Cattle feeders and packer buyers could be talking on civil terms with each other this week after estimated margins for both rose last week.
Returns for packers and unhedged feedlots improved last week, with feed yard closeouts up $12.30 per head from the previous week to $94.88, and packer margins up $41.57 a head to $108.30, according to the Sterling Beef Profit Tracker from Sterling Marketing, Vail, Ore., published by Drovers.
COUNTER-SEASONAL BEEF RALLY
Data from the USDA’s Agricultural Marketing Service that was compiled by the Livestock Marketing Information Center shows the USDA’s cutout value of choice 600- to 900-pound boxed beef rose over the last two weeks.
That is similar to the 2018 pattern but counter to the average seasonal decline of 2013-2017, and it is this unusual strength in beef prices that many are crediting with the stronger margins for packers and feedlots.
If the beef market returns to a more normal pattern, prices for choice boxed beef will decline into about mid-February before turning higher for the spring rally.
LOWER FEEDER PRICES HELP FEEDLOT MARGINS
But while many are quick to point out the strength in beef prices underpinning cash cattle prices, the Sterling Profit Tracker points to lower feeder steer prices for much of the margin gains.
The feeder steer price used for the latest weekly calculations was the Oklahoma City price of $148.46 per cwt for 750- to 800-pound steers. This was down from the purchase price of $152.31 for feeder steers sold as fed cattle the week ended Jan. 18.

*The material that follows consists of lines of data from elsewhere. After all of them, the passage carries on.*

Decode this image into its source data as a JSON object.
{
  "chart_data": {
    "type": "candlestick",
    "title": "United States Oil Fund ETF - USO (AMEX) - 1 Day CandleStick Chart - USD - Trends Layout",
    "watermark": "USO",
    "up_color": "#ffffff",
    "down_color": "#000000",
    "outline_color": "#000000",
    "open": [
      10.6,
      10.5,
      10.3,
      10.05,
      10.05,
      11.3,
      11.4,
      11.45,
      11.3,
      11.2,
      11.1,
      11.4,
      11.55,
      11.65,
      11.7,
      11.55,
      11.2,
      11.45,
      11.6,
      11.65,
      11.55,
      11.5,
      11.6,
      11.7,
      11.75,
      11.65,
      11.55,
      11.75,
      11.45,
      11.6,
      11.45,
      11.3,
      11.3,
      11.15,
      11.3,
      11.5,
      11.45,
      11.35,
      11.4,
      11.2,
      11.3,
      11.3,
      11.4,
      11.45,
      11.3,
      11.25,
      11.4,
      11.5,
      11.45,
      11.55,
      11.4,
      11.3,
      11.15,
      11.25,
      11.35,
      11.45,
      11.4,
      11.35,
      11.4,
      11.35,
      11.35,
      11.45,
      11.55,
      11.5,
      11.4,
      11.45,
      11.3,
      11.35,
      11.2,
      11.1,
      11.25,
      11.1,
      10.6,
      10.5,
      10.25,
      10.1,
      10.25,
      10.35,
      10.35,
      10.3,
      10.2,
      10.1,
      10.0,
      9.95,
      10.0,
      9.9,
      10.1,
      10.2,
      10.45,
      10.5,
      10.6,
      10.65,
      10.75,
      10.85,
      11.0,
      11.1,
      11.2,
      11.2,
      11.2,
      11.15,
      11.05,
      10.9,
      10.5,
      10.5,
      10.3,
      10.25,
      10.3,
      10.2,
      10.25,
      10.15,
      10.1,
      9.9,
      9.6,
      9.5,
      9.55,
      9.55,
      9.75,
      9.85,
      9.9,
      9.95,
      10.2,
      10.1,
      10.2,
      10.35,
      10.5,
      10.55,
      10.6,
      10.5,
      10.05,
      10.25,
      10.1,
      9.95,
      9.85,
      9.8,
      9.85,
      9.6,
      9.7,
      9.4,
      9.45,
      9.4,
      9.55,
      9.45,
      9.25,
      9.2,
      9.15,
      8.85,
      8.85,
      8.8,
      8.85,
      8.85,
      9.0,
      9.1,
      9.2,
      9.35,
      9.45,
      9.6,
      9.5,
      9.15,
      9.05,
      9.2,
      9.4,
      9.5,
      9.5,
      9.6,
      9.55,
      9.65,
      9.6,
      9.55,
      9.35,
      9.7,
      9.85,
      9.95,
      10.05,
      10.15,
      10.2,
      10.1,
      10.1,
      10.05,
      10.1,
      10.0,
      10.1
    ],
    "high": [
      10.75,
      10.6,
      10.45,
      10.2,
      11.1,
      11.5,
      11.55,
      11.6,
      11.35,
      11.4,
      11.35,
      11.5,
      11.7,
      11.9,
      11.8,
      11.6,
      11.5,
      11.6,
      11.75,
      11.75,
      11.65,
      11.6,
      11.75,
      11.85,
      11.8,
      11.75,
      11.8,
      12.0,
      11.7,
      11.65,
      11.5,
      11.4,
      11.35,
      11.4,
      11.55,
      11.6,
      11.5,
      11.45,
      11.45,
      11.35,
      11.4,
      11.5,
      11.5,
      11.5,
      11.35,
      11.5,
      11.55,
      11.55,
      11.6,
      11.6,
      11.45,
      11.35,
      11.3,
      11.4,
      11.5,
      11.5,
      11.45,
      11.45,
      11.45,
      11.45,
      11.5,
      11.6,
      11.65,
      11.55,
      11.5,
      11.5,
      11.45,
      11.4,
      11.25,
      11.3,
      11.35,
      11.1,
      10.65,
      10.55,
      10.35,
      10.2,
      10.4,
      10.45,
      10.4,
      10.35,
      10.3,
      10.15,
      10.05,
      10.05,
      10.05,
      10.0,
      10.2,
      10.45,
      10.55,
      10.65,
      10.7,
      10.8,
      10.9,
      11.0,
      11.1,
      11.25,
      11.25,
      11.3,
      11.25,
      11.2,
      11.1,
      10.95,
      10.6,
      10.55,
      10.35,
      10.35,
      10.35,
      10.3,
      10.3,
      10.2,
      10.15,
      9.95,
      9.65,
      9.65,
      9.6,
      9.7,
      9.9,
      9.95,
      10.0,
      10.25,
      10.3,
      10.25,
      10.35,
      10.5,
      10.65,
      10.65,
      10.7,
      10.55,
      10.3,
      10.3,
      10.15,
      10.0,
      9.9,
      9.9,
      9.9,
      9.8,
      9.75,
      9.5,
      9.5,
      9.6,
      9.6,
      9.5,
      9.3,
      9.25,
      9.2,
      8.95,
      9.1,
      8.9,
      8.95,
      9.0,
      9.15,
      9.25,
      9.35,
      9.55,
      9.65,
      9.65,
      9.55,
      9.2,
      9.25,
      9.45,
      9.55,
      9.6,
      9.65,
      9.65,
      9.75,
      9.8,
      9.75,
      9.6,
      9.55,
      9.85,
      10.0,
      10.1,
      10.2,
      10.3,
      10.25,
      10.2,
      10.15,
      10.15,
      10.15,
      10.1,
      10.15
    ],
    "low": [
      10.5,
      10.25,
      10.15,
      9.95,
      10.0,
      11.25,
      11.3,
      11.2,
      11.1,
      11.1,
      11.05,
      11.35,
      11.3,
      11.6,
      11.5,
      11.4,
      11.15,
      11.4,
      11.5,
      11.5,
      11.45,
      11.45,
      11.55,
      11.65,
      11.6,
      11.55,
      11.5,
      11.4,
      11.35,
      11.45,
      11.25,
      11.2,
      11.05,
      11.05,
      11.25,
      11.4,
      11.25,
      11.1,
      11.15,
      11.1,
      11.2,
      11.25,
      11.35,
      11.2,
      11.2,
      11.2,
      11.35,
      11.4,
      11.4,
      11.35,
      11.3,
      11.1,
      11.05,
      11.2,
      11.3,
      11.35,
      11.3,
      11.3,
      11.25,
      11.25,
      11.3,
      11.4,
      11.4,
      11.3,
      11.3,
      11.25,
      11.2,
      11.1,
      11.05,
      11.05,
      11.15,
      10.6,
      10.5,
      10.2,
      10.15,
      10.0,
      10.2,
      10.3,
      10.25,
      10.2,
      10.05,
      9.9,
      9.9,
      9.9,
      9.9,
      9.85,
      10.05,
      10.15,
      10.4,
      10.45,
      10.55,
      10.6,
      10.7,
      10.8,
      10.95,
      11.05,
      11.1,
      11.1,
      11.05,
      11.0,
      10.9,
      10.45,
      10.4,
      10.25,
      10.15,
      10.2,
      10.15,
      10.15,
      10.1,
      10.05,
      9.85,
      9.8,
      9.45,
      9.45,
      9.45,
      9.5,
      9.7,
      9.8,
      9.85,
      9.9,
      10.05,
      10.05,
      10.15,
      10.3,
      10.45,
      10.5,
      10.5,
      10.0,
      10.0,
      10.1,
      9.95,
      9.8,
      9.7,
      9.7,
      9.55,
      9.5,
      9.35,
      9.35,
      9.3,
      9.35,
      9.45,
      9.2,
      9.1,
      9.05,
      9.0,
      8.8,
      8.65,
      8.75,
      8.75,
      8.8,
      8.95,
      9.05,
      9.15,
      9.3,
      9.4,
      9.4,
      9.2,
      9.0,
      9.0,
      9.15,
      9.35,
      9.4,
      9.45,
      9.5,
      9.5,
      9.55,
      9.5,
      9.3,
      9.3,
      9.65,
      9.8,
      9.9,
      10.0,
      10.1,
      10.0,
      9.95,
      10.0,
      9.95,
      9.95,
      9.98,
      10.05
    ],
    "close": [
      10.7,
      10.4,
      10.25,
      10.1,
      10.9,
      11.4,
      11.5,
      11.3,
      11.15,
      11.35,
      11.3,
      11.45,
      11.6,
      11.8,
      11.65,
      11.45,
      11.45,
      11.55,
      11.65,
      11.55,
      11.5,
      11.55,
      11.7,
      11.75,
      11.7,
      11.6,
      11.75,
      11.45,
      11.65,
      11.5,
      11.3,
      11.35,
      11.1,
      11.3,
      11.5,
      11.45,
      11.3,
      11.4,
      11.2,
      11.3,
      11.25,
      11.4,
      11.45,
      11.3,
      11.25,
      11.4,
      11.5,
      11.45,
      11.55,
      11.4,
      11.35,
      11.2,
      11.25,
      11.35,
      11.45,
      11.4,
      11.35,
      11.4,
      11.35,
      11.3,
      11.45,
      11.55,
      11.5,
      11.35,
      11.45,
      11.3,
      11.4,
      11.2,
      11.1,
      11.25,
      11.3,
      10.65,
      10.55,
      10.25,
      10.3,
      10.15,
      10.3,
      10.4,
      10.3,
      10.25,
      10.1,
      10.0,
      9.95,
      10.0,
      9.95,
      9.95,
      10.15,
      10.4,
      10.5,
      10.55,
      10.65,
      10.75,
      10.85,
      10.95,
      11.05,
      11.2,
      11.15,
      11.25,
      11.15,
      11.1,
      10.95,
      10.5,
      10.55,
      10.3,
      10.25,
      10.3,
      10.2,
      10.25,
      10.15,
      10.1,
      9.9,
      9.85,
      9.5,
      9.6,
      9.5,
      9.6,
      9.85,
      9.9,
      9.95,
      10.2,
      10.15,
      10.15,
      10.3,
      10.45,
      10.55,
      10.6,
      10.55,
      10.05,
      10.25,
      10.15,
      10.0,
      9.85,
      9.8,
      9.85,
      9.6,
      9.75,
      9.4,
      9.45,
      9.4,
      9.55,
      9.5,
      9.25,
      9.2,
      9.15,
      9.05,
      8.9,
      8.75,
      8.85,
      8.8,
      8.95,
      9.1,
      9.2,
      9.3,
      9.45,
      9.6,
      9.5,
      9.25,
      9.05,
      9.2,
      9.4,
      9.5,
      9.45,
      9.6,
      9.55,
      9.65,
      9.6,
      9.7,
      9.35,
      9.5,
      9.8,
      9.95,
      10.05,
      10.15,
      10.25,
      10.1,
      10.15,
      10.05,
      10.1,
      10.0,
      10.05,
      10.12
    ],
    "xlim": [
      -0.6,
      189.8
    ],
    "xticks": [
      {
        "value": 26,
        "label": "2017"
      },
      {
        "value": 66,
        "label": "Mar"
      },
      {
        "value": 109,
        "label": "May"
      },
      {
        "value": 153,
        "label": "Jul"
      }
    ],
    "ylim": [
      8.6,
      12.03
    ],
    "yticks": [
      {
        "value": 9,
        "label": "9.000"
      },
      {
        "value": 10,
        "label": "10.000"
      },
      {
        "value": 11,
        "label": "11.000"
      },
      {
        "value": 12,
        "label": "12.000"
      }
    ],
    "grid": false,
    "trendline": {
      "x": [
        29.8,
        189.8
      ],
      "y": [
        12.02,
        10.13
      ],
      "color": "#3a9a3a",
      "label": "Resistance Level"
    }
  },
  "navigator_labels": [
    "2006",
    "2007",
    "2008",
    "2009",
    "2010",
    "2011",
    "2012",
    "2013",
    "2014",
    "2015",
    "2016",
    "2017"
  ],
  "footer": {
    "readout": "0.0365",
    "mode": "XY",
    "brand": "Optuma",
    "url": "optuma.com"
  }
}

The purchase price for the feeder steers sold as fed cattle a month earlier was $147.80 per cwt. For cattle sold a year earlier, the purchase price was $142.77.
FEED COSTS UP
Feed costs for feedlots is rising, the Profit Tracker showed. The total feed cost for cattle sold to packers last week was $279.55 a head. This was up from 275.52 a head for cattle sold to packers the previous week.
Feed costs also were up from the $277.07 it took to feed out those sold for slaughter a month earlier and were well above the $265.74 it took a year ago.
And if corn futures prices are any indication, traders think feed costs will continue rising through the summer.
BEEF CUTOUT BOOSTS PACKER MARGINS
The ones to benefit the most from higher boxed beef prices last week were the packers. Their estimated margins rose to $108.30 a head from $66.73 a week earlier as the beef cutout rose to $216.00 from $211.60.
The beef cutout last week also was up from $213.93 a month earlier and $205.69 a year earlier.
The drop credit was of little help to packer margins last week, holding near steady at $134.04 a head, compared with $134.60 a week earlier.
CATTLE, BEEF RECAP
No fed cattle sold on the Fed Cattle Video Exchange Wednesday. Sixty-three head traded last week at $123 per cwt on a live basis.
Cash cattle traded last week at $122 to $123 per cwt on a live basis, down $2 from the previous week and at $197 on a dressed basis, steady to up $1.
The USDA choice cutout Wednesday was down $0.08 per cwt at $218.05, while select was up $0.43 at $213.00. The choice/select spread narrowed to $5.05 from $5.56 with 89 loads of fabricated product sold into the spot market.
The CME Feeder Cattle index for the seven days ended Tuesday, was $142.99 per cwt, down $0.08. This compares with Wednesday’s Jan settlement of $142.37, down $0.27, and the Mar contract settlement of $144.30, up $0.05.